The bug happens when loading the DUD-E and scPDB dataset
StefanIsSmart opened this issue · 2 comments
Describe the bug
The bug happens when loading the DUD-E and scPDB dataset
To Reproduce
Steps to reproduce the behavior:
- Just run the demo from your websites
from tdc.generation import SBDD
data = SBDD(name='dude')
Expected behavior
Get the data object
Screenshots
Found local copy for 1/2 file...
Found local copy for 2/2 file...
Done!
Processing (this may take long)...
100%|██████████| 102/102 [07:33<00:00, 4.44s/it]
processing done, 0/40490 fails
ValueError Traceback (most recent call last)
/export/disk1/why/database/PL_interaciton_dataset/script/tmp.ipynb 单元格 1 in ()
1 from tdc.generation import SBDD
----> 2 data = SBDD(name='dude')
File /export/disk3/why/software/Anaconda/conda/envs/RDKit/lib/python3.8/site-packages/tdc/generation/sbdd.py:44, in SBDD.init(self, name, path, print_stats, return_pocket, threshold, remove_protein_Hs, remove_ligand_Hs, keep_het, save)
42 protein, ligand = bi_distribution_dataset_load(name, path, multiple_molecule_dataset_names, return_pocket, threshold, remove_protein_Hs, remove_ligand_Hs, keep_het)
43 if save:
---> 44 np.savez(os.path.join(path, name + '.npz'),
45 protein_coord=protein['coord'],
46 protein_atom=protein['atom_type'],
47 ligand_coord=ligand['coord'],
48 ligand_atom=ligand['atom_type'],
49 )
50 self.save = save
52 self.ligand = ligand
File <array_function internals>:200, in savez(*args, **kwargs)

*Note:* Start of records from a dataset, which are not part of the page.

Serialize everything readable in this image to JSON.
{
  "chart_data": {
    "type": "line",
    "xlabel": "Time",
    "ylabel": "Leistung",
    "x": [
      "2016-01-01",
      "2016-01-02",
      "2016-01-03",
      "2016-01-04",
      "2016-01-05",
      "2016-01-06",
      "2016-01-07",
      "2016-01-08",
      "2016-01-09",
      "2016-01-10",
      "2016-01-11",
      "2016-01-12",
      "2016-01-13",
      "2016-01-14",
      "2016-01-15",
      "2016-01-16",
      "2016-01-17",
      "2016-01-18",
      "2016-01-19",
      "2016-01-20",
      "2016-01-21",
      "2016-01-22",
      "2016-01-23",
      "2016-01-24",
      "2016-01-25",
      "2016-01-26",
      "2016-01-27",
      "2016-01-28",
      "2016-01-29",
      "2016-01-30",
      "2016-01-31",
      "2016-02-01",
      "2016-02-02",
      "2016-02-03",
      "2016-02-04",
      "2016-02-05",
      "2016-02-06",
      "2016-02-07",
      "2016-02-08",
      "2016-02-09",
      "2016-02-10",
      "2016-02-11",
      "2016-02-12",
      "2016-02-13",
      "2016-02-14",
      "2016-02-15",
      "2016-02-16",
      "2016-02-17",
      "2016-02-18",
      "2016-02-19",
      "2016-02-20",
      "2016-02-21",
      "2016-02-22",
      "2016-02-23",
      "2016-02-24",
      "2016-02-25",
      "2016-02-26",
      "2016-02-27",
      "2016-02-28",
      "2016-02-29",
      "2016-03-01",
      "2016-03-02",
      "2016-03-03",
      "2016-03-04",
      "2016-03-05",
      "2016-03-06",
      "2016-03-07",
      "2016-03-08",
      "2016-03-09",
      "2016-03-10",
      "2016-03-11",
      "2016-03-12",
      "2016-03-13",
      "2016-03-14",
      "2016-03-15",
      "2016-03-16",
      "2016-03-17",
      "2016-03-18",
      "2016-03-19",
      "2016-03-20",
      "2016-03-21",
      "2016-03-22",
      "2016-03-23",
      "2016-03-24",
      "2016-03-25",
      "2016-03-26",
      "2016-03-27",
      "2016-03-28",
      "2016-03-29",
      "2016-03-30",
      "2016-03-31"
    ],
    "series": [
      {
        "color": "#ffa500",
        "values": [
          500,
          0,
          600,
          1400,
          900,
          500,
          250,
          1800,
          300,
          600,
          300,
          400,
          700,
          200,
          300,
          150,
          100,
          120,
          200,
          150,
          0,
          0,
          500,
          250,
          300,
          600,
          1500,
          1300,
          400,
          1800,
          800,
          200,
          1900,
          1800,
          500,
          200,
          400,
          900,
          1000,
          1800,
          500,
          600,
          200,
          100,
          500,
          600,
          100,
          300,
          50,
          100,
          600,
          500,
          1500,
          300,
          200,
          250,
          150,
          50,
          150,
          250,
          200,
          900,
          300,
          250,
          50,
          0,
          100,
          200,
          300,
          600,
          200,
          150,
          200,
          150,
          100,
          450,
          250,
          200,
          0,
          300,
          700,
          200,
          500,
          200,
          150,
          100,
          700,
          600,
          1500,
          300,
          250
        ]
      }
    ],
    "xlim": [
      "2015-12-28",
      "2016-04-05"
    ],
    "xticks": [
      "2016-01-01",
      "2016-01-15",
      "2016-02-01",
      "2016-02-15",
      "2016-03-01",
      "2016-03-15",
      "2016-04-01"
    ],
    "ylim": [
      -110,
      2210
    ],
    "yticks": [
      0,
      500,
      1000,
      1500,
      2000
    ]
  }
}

File /export/disk3/why/software/Anaconda/conda/envs/RDKit/lib/python3.8/site-packages/numpy/lib/npyio.py:615, in savez(file, *args, **kwds)
531 @array_function_dispatch(_savez_dispatcher)
532 def savez(file, *args, **kwds):
533 """Save several arrays into a single file in uncompressed .npz
format.
534
535 Provide arrays as keyword arguments to store them under the
(...)
613
614 """
--> 615 _savez(file, args, kwds, False)
File /export/disk3/why/software/Anaconda/conda/envs/RDKit/lib/python3.8/site-packages/numpy/lib/npyio.py:716, in _savez(file, args, kwds, compress, allow_pickle, pickle_kwargs)
714 for key, val in namedict.items():
715 fname = key + '.npy'
--> 716 val = np.asanyarray(val)
717 # always force zip64, gh-10776
718 with zipf.open(fname, 'w', force_zip64=True) as fid:
ValueError: setting an array element with a sequence. The requested array has an inhomogeneous shape after 1 dimensions. The detected shape was (40592,) + inhomogeneous part.
Environment:
- OS: Linux
- Python version: 3.8.13
- TDC version: 0.3.8
- Any other relevant information: None
Additional context
None.
Thanks for raising this issue! @yuanqidu could you help take a look - thanks!